Monday, May 27, 2013

Close to the end now

Herbert and Pip are devising a plan to get Magwitch out of London. Pip says he doesn't want the money (to Herbert), and Magwitch has told his life tale of how he ended up as he has, a wanted man. Pip goes to speak to Estella in London, she is at Havisham's. Pip goes there, has an encounter with Drummles, then when he sees Estella he finds out that she is going to marry Drummles, and never returned any of Pip's affection. Havisham begins to show signs of having a soul. Estella's only response to Pip is that he will have her out of his thoughts in a week, as if forgetting someone you loved constantly from the first day you met could be so easily done. Pip responds, "Out of my thoughts! You are part of my existence, part of myself. You have been in every line I have ever read since I first came here, the rough common boy whose poor heart you wounded even then. You have been in every prospect I have ever seen since - on the river, on the sails of the ships, on the marshes, in  the clouds, in the light, in the darkness, in the wind, in the woods, in the sea, in the streets. You have been the embodiment of every graceful fancy that my mind has ever become acquainted with. ...to the last hour of my life, you cannot choose but remain part of my character, part of the little good in me, part of the evil. ...you must have done me far more good than harm, let me feel now what sharp distress I may."-Dickens, Charles Great Expectations, chapter 44.

Pip ends up leaving Havisham's and walking straight back to London. When he arrives at the gate, he receives a handwritten note from Wemmick warning him not to go home.

Oh, and during the Estella encounter, Pip attempts to arrange with Havisham that she favor Herbert, and begin to support him anonymously, since Pip is planning on denouncing all aid from Magwitch and will no longer be able to do it himself. Pip is also having more stirrings of conscience. (Oh, and we find out that it was the same scoundrel that betrayed both Havisham and Magwitch, leaving her broken at the altar and he a prisoner, now branded for death.
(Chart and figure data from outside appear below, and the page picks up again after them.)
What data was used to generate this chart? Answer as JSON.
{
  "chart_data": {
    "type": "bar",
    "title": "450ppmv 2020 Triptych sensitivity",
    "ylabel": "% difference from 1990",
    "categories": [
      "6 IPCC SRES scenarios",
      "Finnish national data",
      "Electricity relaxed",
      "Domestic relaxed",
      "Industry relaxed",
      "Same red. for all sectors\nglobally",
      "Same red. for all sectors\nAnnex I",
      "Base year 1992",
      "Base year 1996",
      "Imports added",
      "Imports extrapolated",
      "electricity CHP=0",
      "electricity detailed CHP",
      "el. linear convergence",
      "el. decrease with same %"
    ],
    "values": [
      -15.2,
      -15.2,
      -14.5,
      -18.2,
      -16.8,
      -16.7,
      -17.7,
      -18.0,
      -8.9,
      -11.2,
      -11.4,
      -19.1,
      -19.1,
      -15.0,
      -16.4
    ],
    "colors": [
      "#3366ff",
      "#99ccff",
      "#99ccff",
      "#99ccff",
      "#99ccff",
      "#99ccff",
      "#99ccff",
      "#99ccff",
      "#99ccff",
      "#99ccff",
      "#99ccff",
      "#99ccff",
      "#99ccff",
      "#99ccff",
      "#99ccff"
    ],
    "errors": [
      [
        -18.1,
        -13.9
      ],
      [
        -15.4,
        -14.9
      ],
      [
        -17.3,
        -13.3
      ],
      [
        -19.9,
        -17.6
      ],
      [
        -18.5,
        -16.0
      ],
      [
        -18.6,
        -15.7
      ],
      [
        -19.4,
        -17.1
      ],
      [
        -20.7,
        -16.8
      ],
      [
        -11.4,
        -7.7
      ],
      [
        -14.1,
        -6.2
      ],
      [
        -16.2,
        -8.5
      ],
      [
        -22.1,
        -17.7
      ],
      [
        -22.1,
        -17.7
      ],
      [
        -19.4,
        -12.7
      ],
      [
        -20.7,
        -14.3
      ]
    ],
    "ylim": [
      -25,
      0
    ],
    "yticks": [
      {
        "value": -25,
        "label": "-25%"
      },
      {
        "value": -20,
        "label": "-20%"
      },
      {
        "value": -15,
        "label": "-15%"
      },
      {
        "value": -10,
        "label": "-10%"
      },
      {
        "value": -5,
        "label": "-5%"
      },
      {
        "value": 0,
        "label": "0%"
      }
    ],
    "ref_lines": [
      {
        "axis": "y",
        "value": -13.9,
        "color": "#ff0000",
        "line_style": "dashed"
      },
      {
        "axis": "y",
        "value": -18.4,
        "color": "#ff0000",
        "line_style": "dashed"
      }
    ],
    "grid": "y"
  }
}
He was the other prisoner captured on the marsh at the beginning of the novel.)

Sunday, May 12, 2013

Pip finally meets his benefactor

A dark, dreary night, Herbert in France, Pip alone at home, attempting to read. A knock at the door, a stranger enters, eventually we find it is the convict that Pip helped to free when he was a child. Magwitch. A wanted man in England, made his fortune abroad, made it all with the thought of making Pip into a gentleman. His life is in danger being in London, but he wanted to see what became of his work.  Pip is repulsed. Pip is full of regret and self-loathing over thoughts of how Havisham really was using him for amusement, that there is no agreement for him and Estella, and most of all for his ruined relationships with Joe and Biddy because in his fullness of his own new stature (from his "expectations") he believed himself to be better than his old life, and that Joe and Biddy were people he could cast off in order to impress Estella. Now he knows he was wrong, but feels there is no chance to right the wrongs he has done. He goes outside to get a light and bumps into someone crouching on the stairs, but is unable to find out whom this might be. Magwitch is being followed, it seems.

Friday, May 3, 2013

Chickens come home to roost

With Wemmick's help, Pip secretly arranges a business partnership for Herbert.
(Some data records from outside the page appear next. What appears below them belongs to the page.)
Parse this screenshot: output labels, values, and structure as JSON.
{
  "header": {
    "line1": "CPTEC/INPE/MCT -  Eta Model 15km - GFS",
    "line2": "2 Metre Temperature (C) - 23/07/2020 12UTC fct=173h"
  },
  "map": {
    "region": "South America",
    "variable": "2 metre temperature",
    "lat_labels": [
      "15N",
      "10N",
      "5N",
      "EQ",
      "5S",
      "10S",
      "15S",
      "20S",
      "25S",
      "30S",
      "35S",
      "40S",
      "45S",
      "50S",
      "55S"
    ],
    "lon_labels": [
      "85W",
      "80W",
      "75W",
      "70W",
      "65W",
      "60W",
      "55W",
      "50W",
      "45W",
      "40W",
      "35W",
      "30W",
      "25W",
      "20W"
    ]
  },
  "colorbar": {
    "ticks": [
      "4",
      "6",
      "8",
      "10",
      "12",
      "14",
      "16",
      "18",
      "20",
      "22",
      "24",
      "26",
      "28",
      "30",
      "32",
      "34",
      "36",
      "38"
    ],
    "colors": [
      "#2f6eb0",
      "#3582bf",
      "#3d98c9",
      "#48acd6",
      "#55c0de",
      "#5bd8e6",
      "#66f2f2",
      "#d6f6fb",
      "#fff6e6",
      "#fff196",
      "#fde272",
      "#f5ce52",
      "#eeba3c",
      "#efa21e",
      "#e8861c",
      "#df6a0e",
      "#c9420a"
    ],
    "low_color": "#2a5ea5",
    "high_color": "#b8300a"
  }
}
Estella and Pip. Pip is often called upon to visit Estella. It is a familiarity without intimacy, she uses him to torment and attract other suitors, of which she has many. Again, he laments that he was never happy in her society, and yet imagines that he can only be happy with her "unto death" meaning marriage. She, to her credit, actually tries to warn Pip off of his devotion to her, but he refuses. In time, they go and visit Havisham. Estella and Havisham have their first disagreement. Estella remains unmoved throughout, Havisham almost goes to madness.  She has raised Estella since a very young child to be cold-hearted, Estella calmly states, to the passionately bitter Havisham, that everything she is and has is due to Miss Havisham. And there was never any love, and Estella does not have any love within her to offer.  She has become what Havisham has taught her to be. Pip leaves the room.  Later, he cannot sleep and walking outside encounters Miss Havisham wandering and muttering to herself. This is the only row between the two. Later, it is as if it never happened.

Estella then gets involved with Pip's enemy Drummles, whom he refers to as "the spider." Pip is tortured by this, and speaks to her of it. She asks him, "Do you want me then...to deceive and entrap you?" Which is what she is capable of offering, and is offering to Drummles.
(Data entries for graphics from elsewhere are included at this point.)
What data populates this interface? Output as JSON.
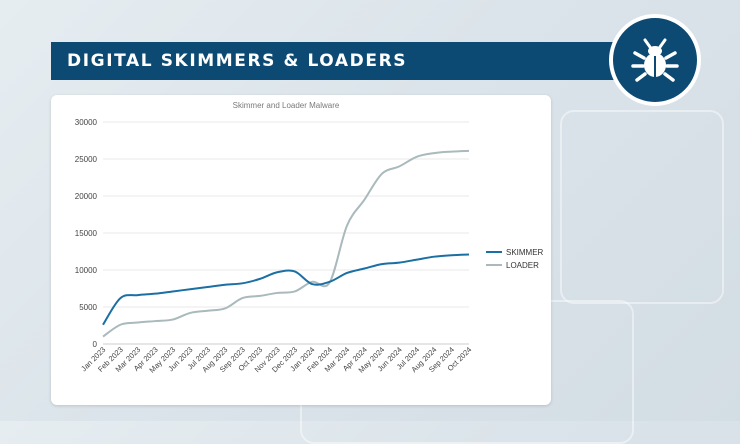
{
  "header": {
    "title": "DIGITAL SKIMMERS & LOADERS",
    "icon": "bug-icon"
  },
  "colors": {
    "banner": "#0c4a73",
    "skimmer": "#1a6fa3",
    "loader": "#a9b9bc"
  },
  "chart_data": {
    "type": "line",
    "title": "Skimmer and Loader Malware",
    "x": [
      "Jan 2023",
      "Feb 2023",
      "Mar 2023",
      "Apr 2023",
      "May 2023",
      "Jun 2023",
      "Jul 2023",
      "Aug 2023",
      "Sep 2023",
      "Oct 2023",
      "Nov 2023",
      "Dec 2023",
      "Jan 2024",
      "Feb 2024",
      "Mar 2024",
      "Apr 2024",
      "May 2024",
      "Jun 2024",
      "Jul 2024",
      "Aug 2024",
      "Sep 2024",
      "Oct 2024"
    ],
    "ylim": [
      0,
      30000
    ],
    "yticks": [
      0,
      5000,
      10000,
      15000,
      20000,
      25000,
      30000
    ],
    "grid": true,
    "legend": "right",
    "series": [
      {
        "name": "SKIMMER",
        "color": "#1a6fa3",
        "values": [
          2600,
          6200,
          6600,
          6800,
          7100,
          7400,
          7700,
          8000,
          8200,
          8800,
          9700,
          9800,
          8100,
          8400,
          9600,
          10200,
          10800,
          11000,
          11400,
          11800,
          12000,
          12100
        ]
      },
      {
        "name": "LOADER",
        "color": "#a9b9bc",
        "values": [
          1000,
          2600,
          2900,
          3100,
          3300,
          4200,
          4500,
          4800,
          6200,
          6500,
          6900,
          7100,
          8400,
          8300,
          16000,
          19500,
          23000,
          24000,
          25300,
          25800,
          26000,
          26100
        ]
      }
    ]
  }
}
And this reminds me of a conversation I had at the bus stop last night, with someone I used to share a house with.  He had moved away a couple times but had come back to Seattle.  I commented that Seattle was a hard city, that it was like falling over yourself to gain the affection of someone not able or willing to offer it, and yet you keep coming back for more. I have no desire to be anywhere else. And yet, while there is always enough: food, casual affection (not to be mistaken for love), money, talent, etc. to survive, it's not enough to thrive. And is that all that life is about? Are we only born to survive and reproduce, or should our lives be more? Don't just say "oh, you're lucky...it could be worse." When in truth, it could be so much better, and that would benefit everyone.